Сергей перечитывал в это время письмо, Поляков тихонько тронул его руку и шепнул:
— Гляди-ка.
Сергей поднял глаза и рассеянно огляделся. Он не утирал слез, так как знал, что в полутьме блиндажа никто не увидит его заплаканных глаз, в сотый раз напряженно вчитывающихся в строки письма.
Каска, висевшая в углу, покачивалась и звенела. Густой, сжатый столб света освещал ее. Сергей увидел, что каску раскачивает желтобрюх, он казался медным в свете солнца. Присмотревшись, Сергей увидел, что змея медленно, с тяжелым усилием, выползала из своей шкурки, и новая кожа на ней казалась потной, блестела, как молодой каштан. Не дыша, следили люди за работой змеи: вот-вот, казалось, она закряхтит, пожалуется — очень уж тяжело и медленно вылезать из крепкого, мертвого чехла. Этот тихий полусумрак, пронзенный светом, и это никем невиданное зрелище — змея, доверчиво, в присутствии людей, меняющая кожу, — все это захватило солдат.
Притихшие, сидели они, и казалось, в них вошел вечерний пыльный, сухой свет, и все кругом было задумчиво, молчало. И вот в эту тихую минуту отчаянно крикнул часовой:
— Старшина, немцы!
И тотчас послышались один за другим два глухих удара, и блиндаж ухнул, вздрогнул, заполнился серой пылью.
Это немецкая дальнобойная артиллерия начала пристрелку с левобережного донского плацдарма.
22
В пыльный, жаркий августовский вечер в просторной комнате станичной школы за большим конторским столом сидел командир немецкой гренадерской дивизии генерал Веллер {76} , тонкогубый человек с длинным костистым лицом.
Он просматривал лежавшие на столе бумаги, делая пометки на оперативной карте и отбрасывая в угол стола прочитанные донесения.
Работал он с чувством человека, знающего, что главное дело им уже сделано и текущие доделки не могут ни повлиять на предстоящие события, ни изменить их ход.
Мысли генерала, утомленного разработкой подробностей предстоящей операции, то и дело обращались к общему ходу событий прошедших месяцев и складывались так, словно он уже подготавливал мемуары, конспектировал свои размышления для учебников военного дела.

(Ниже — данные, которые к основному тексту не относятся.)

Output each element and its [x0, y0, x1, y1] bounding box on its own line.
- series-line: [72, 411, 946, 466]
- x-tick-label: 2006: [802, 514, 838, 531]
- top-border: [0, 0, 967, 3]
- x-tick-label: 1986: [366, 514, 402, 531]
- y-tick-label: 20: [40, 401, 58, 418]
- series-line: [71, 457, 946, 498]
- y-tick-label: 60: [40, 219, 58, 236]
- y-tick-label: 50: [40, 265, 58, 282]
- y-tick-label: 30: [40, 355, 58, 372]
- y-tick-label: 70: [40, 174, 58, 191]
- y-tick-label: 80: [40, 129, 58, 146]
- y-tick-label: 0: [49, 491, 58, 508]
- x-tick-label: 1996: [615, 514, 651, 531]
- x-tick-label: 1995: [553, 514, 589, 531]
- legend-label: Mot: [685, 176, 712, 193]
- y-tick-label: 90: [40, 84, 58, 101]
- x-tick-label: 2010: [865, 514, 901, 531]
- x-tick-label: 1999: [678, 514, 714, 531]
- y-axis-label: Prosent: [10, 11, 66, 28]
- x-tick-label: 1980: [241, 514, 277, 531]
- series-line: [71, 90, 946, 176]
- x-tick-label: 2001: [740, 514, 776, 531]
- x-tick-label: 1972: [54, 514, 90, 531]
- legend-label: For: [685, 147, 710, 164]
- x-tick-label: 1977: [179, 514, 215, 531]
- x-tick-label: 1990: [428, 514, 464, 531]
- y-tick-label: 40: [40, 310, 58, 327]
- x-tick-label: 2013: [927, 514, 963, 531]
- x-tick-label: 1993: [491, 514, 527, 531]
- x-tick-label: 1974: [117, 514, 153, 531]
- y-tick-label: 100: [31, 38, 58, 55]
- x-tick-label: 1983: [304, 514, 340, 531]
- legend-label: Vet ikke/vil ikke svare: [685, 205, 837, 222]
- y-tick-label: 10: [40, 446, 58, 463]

Финальная картина драмы, разыгранной гренадерами, танкистами и мотопехотой на просторном театре степной войны, вскоре завершится на берегах Волги; и генерала не оставляло волнение при мыслях о последних днях невиданной в истории войн кампании. Он ощущал край русской земли, он видел за Волгой начало Азии. Будь генерал философом и психологом, он, вероятно, задумался бы над тем, что это ощущение, такое радостное для него, должно неминуемо породить в русских иное, грозное, мощное чувство.
Но он не был философом, он был пехотным генералом. Он хранил в душе некую сладостную мысль и сегодня дал ей волю. Удовлетворение он найдет не в почестях, а в суровой солдатской простоте, с которой он подымает славу Германии. Он тешил себя соединением двух полюсов — власти и солдатского подчинения, военного успеха и смиренного выполнения приказов, диктаторских поступков и ефрейторской исполнительности. В этой игре всесилия и покорности, в единстве власти и подчинения была душевная утеха, сладость и горечь его жизни.